Springboard provides research funding and tailored mentoring and career development support for biomedical researchers on the cusp of independence.

The inaugural round of Springboard has been recently completed and the Panel was extremely pleased to recommend 19 outstanding researchers for support. As a Panel, we were looking to identify researchers whose independent career is primed for take-off and have a brilliant idea with which to take that leap – that meant considering the person, their project and their environment. We wanted to see an innovative proposal that was matched by a clear vision for a future career path. We expected the research plans to be backed up by a good track record complemented by evidence that the research environment was one that matched the ambition of the applicant.

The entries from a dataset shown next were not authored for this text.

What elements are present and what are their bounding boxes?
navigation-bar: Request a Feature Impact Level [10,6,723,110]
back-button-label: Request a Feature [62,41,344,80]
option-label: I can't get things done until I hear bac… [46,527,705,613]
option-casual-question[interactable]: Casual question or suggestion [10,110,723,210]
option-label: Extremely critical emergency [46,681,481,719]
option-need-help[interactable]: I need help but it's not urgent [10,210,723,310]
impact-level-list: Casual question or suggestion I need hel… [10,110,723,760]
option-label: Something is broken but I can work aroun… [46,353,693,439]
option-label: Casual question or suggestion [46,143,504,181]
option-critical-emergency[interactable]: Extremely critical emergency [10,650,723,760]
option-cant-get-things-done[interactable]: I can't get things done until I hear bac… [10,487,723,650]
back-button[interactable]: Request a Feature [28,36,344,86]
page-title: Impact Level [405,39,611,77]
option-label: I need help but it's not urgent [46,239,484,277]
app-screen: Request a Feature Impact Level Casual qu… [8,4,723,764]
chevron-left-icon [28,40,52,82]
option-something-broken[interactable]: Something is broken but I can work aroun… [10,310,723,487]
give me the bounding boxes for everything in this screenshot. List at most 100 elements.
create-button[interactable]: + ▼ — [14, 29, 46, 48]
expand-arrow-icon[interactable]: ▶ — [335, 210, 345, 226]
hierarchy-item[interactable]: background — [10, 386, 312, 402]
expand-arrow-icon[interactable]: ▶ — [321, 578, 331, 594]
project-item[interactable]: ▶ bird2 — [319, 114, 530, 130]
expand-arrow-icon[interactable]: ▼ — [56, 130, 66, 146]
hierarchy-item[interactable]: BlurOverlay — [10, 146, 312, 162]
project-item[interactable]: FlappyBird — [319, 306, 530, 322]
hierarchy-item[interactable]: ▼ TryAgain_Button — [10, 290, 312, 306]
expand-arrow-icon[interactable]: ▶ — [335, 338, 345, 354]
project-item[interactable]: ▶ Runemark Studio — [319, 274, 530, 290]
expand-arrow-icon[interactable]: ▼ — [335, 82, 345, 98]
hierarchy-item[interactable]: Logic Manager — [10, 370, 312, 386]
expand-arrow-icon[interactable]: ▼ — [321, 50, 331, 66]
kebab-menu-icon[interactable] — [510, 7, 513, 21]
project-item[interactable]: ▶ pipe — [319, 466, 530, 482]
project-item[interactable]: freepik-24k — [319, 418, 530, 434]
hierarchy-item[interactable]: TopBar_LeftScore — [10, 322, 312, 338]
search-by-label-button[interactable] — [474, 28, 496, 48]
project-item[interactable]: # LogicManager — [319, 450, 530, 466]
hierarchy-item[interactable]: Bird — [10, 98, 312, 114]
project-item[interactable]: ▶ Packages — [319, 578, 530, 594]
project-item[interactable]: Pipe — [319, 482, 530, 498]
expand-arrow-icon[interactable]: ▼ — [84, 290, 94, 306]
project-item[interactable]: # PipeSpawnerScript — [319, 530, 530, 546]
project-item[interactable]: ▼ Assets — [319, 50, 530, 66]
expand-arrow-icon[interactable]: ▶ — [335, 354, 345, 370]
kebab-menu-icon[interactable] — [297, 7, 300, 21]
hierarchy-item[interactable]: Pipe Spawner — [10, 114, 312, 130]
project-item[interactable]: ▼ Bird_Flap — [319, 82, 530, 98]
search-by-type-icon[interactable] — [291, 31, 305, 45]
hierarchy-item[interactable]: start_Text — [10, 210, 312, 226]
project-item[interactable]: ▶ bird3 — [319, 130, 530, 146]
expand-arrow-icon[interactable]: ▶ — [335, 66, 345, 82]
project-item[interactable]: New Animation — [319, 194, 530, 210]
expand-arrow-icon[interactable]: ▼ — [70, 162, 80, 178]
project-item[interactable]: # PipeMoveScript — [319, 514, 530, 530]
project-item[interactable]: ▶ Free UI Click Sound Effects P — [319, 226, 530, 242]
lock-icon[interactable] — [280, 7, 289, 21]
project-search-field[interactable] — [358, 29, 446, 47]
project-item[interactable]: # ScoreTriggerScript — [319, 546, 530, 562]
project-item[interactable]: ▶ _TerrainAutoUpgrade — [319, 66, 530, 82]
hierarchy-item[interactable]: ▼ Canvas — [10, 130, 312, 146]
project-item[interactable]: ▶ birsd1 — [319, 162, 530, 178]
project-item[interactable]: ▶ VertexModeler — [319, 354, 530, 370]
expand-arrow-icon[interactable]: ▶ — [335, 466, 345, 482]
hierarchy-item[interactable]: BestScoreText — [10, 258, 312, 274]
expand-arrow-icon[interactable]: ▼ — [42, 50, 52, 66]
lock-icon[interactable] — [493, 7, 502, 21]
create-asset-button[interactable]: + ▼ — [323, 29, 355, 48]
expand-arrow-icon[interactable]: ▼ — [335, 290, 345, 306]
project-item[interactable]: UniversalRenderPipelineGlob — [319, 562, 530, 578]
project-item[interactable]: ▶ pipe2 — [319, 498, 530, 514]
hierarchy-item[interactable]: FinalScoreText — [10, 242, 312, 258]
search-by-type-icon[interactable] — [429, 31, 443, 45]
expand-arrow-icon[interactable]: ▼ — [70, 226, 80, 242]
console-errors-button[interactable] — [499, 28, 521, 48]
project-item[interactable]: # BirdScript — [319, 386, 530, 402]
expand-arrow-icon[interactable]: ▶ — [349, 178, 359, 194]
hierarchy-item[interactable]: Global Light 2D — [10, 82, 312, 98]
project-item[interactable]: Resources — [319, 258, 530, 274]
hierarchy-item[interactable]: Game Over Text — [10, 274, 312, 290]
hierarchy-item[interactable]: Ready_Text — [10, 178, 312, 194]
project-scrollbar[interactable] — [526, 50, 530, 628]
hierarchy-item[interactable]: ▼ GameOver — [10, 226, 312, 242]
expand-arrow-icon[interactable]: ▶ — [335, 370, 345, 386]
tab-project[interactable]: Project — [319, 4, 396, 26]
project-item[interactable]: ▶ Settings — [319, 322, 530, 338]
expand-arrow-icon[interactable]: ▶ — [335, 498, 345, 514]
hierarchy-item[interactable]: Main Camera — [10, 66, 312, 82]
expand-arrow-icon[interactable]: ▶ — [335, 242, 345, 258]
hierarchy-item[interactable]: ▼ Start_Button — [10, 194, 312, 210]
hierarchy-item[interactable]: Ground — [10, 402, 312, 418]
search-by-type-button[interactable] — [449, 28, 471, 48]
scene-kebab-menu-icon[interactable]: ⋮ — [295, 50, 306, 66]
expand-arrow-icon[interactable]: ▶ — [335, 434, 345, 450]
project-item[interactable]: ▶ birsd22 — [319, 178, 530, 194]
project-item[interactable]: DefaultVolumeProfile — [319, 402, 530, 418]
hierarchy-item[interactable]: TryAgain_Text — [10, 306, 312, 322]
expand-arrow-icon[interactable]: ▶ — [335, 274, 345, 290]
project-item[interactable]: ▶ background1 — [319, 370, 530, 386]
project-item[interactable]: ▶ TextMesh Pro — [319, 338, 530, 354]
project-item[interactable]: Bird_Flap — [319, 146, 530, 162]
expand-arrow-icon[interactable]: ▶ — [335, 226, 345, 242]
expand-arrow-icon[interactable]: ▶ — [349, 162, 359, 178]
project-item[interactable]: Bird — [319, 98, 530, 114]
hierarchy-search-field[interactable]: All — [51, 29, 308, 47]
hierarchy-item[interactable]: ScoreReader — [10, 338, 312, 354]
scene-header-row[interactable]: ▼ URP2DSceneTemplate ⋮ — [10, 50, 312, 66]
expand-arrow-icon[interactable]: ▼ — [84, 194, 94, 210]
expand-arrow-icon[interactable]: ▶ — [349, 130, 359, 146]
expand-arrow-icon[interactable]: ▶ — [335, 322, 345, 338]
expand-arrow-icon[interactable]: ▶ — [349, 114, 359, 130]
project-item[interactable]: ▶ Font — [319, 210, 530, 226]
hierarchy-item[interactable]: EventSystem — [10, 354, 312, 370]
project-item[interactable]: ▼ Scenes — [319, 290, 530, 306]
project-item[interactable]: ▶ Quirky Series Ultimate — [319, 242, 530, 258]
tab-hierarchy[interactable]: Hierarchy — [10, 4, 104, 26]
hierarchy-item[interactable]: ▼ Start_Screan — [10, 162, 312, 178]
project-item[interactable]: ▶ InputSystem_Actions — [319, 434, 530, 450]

The UK is a fantastic place to do research and these applicants were all located in excellent environments particularly in terms of intellectual critical mass and facilities. We were, however, disappointed by the great variability of start-up packages made available to applicants by their host institutions, some of which provided neither funds nor staff/students to help these new group leaders start their independent research programmes. The first independent position is a critical and vulnerable time in a researcher’s career; in order for them to succeed, they need the full backing of their institution. Universities should provide tangible financial support to new hires over and above their personal salary, and that’s something we will look for going forward.

We were highly impressed by the calibre of the applicants put forward by the Springboard Champions and particularly pleased to consider proposals across a wide range of academic specialities including neurosciences, veterinary sciences, chemists, biostatisticians and engineers. Although we were only able to fund 19 awards in this round, we are pleased that the Academy can offer career development support to all those who submitted an application – all applicants put forward by the Springboard Champions have been invited to join the Academy’s mentoring scheme and will have access to a range of networking and training opportunities. Specifically, mentorship is a valuable tool in career development and the Academy’s scheme is highly regarded for its wide range of potential mentors to choose from. Mentors offer insights and share their experiences on a range of issues, and act as a sounding board for the mentee to discuss career plans and ideas, concerns and upcoming transitions. Personally, as a mentor, I find it extremely rewarding being part of a mentoring relationship with my mentees.

Hearty congratulations to our first cohort of awardees!